As he heads back to Victoria, Wilkinson takes with him some of the legacy of his predecessor, Christy Clark (and her predecessor, Gordon Campbell), and, with his own sensibility, he assumes the leadership of a political party that has won in the past and is expected to win once again. The Liberals in B.C. continue to enjoy a structural advantage under the current electoral system and, along with their muscle memory for crafting broadly-enough-appealing centrist platforms, they remain a serious contender to win the next election.

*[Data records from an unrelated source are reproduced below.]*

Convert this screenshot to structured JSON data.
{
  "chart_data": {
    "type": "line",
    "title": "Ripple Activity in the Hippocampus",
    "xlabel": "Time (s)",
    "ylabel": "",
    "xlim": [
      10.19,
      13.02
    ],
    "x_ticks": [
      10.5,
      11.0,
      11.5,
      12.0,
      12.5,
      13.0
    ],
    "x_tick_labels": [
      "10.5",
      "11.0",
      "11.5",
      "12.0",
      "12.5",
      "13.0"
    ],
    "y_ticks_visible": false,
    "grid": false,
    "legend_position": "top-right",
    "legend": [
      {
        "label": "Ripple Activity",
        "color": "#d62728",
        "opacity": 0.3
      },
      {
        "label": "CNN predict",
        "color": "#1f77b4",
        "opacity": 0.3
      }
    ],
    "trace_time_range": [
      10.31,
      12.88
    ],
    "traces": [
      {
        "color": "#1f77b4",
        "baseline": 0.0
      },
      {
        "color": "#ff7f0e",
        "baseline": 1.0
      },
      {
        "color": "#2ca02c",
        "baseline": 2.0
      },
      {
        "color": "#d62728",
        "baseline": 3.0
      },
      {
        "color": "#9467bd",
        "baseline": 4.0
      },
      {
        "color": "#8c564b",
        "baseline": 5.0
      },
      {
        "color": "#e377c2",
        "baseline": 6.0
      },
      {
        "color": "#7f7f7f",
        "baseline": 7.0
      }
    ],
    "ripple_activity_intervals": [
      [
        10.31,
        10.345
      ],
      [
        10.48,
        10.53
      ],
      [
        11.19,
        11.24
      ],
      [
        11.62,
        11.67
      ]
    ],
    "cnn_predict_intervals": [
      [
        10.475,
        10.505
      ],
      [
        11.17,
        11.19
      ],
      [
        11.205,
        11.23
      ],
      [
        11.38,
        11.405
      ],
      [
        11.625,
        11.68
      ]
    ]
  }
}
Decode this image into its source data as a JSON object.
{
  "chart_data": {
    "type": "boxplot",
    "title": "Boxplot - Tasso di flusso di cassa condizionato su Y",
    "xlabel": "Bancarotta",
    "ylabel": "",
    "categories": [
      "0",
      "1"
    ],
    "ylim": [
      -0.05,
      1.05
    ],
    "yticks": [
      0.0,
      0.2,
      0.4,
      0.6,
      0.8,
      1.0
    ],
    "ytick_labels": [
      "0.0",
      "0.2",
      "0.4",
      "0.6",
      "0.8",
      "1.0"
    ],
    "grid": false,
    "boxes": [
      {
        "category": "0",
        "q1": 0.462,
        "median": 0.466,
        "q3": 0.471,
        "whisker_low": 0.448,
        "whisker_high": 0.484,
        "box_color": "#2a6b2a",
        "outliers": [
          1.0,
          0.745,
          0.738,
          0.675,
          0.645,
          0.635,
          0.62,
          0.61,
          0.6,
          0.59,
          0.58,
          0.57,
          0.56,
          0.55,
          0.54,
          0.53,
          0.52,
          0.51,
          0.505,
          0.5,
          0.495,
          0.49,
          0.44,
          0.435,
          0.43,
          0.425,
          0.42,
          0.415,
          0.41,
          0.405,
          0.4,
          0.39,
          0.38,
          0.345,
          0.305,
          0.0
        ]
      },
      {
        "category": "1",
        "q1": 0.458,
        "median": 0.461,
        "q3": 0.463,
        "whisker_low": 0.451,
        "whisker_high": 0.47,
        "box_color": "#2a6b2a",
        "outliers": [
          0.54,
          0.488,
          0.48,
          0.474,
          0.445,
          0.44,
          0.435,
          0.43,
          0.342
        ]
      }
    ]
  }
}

The unknowns make definitive predictions impossible, but they serve as a guide for the B.C. Liberals as they regroup: Where will Horgan take his new Democrats, and will he channel the late, bombastic and unabashedly socialist NDP premier of B.C. Dave Barrett? What of the rise of the Greens? How about the state of the province’s economy? What will happen with electoral reform? If Wilkinson and his party can successfully predict some of the answers to these questions—or, better yet, shape them as much as possible and competently react to them when they can’t—then keeping the faith just might work. It has before.